Personal details
- Born: Dallas, Texas
- Education: University of Texas at Austin(B.A.) University of Texas School of Law (J.D.) Georgetown University
- Occupation: Businessman and attorney

= Jon Cole (businessman) =

American businessman

Jon Cole is a businessman in Texas, United States. He previously served as an aide at White House ONDCP and the Texas House of Representatives.

==Personal==
Cole grew up in Collin County. He later attended the University of Texas at Austin and the University of Texas School of Law. He also studied economics at Georgetown University.

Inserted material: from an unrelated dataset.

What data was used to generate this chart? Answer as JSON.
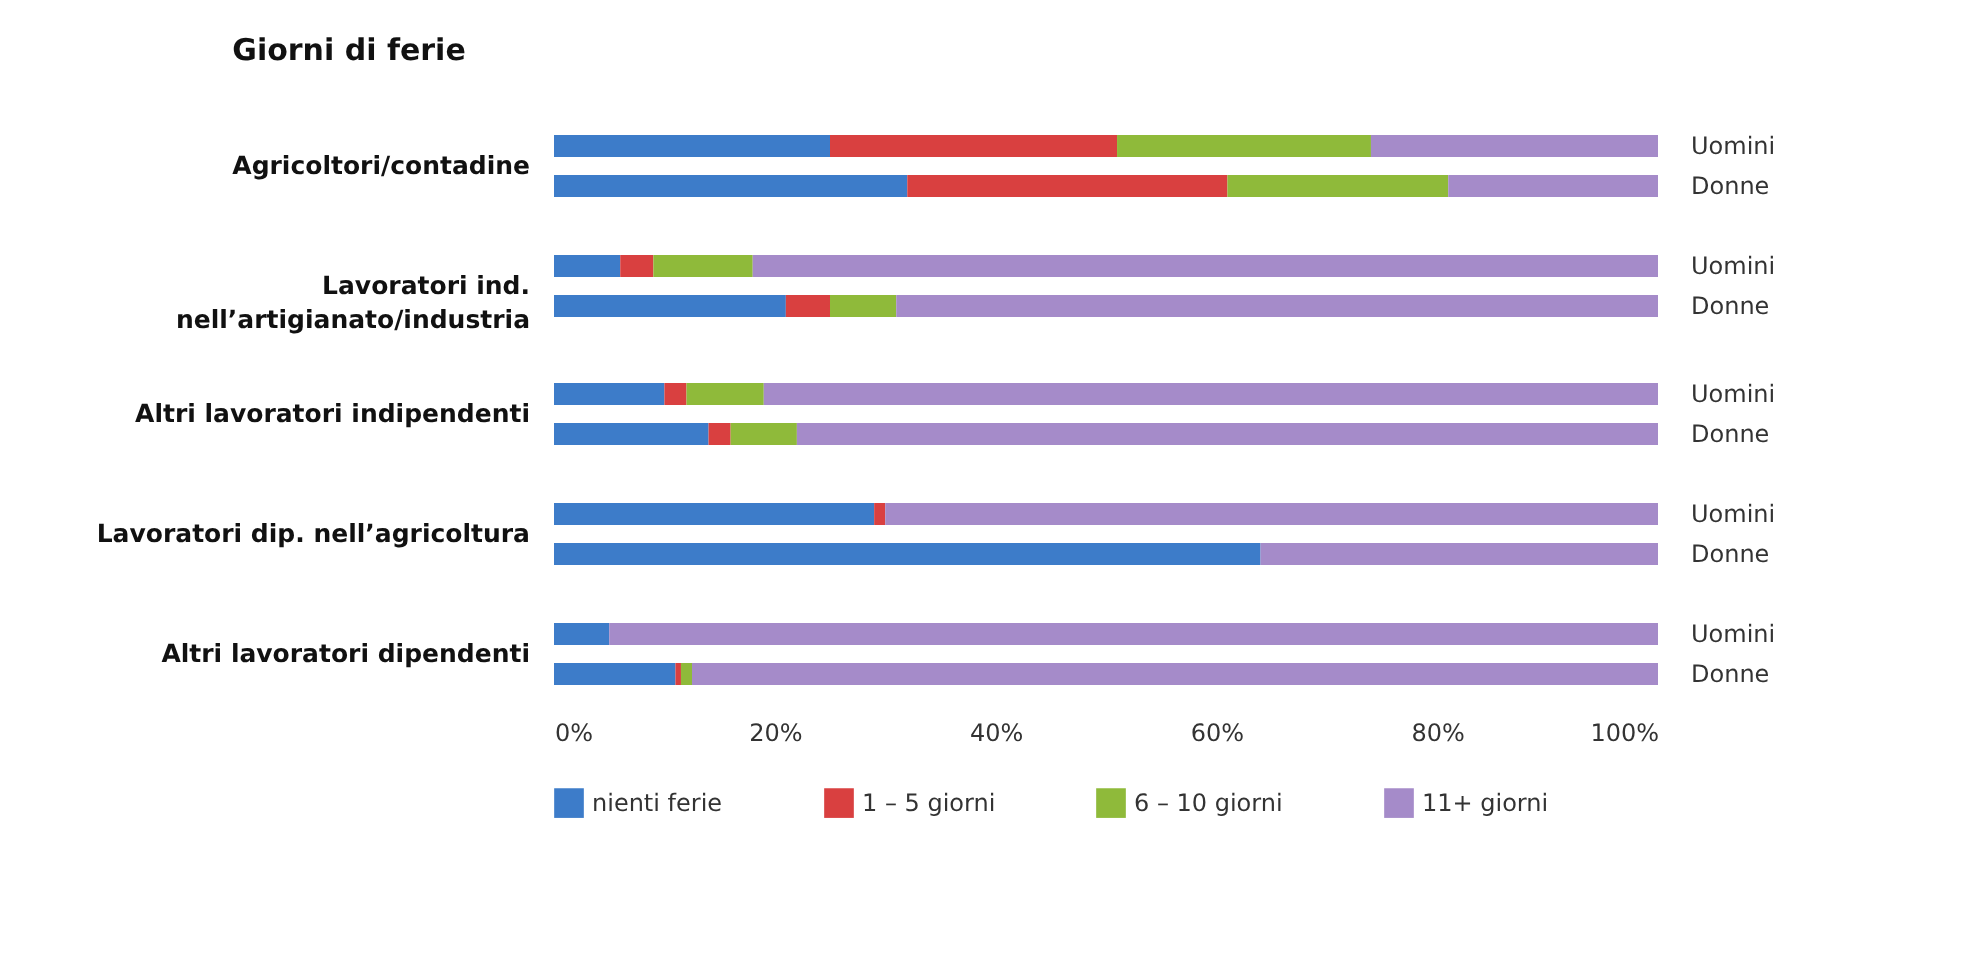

Cole is currently CEO of Rally.org Cole was a finance attorney and partner in a Dallas merchant banking firm.

==Staffer==
Jon Cole served as a legislative aide to the Chairman of Appropriations Jim Pitts of the Texas House of Representatives under Speaker Tom Craddick. Following service at the Texas Capitol, Cole served as an aide in the White House Office of National Drug Control Policy in the Office of the United States Drug Czar. Previous to that, he was an intern for Governor Rick Perry in the Governor's Criminal Justice Division.

==2008 Campaign==
Cole, a 23-year-old law student, challenged the 16-year incumbent to represent Texas House District 67 in the Texas House of Representatives, Jerry Madden, in the 2008 election. At the time, he said that the effort was due to Madden's "catch and release" policies with criminals and his lack of leadership for the district. At the time, Jerry Madden was Corrections chairman under Speaker Tom Craddick. At the time, Cole was endorsed by numerous District Attorneys and local leaders. Cole lost to the Madden by 256 votes.

==Policy Work==
Jon Cole has been an active in Texas Criminal Justice Policy. Cole has worked as volunteer state coordinator for a Texas anti-Drug organization which fought Senate Bill 1818 in 2011. He was also one of 12 appointed by Senator Florence Shapiro to serve on the K2 Task Force banning synthetic narcotics in Texas. In 2010, he was awarded the Drug Free America Foundation's highest honor for supporting anti-drug issues and supporting drug prevention and law enforcement. Jon has been featured as a speaker at the Southwest Prevention Center Training Institute.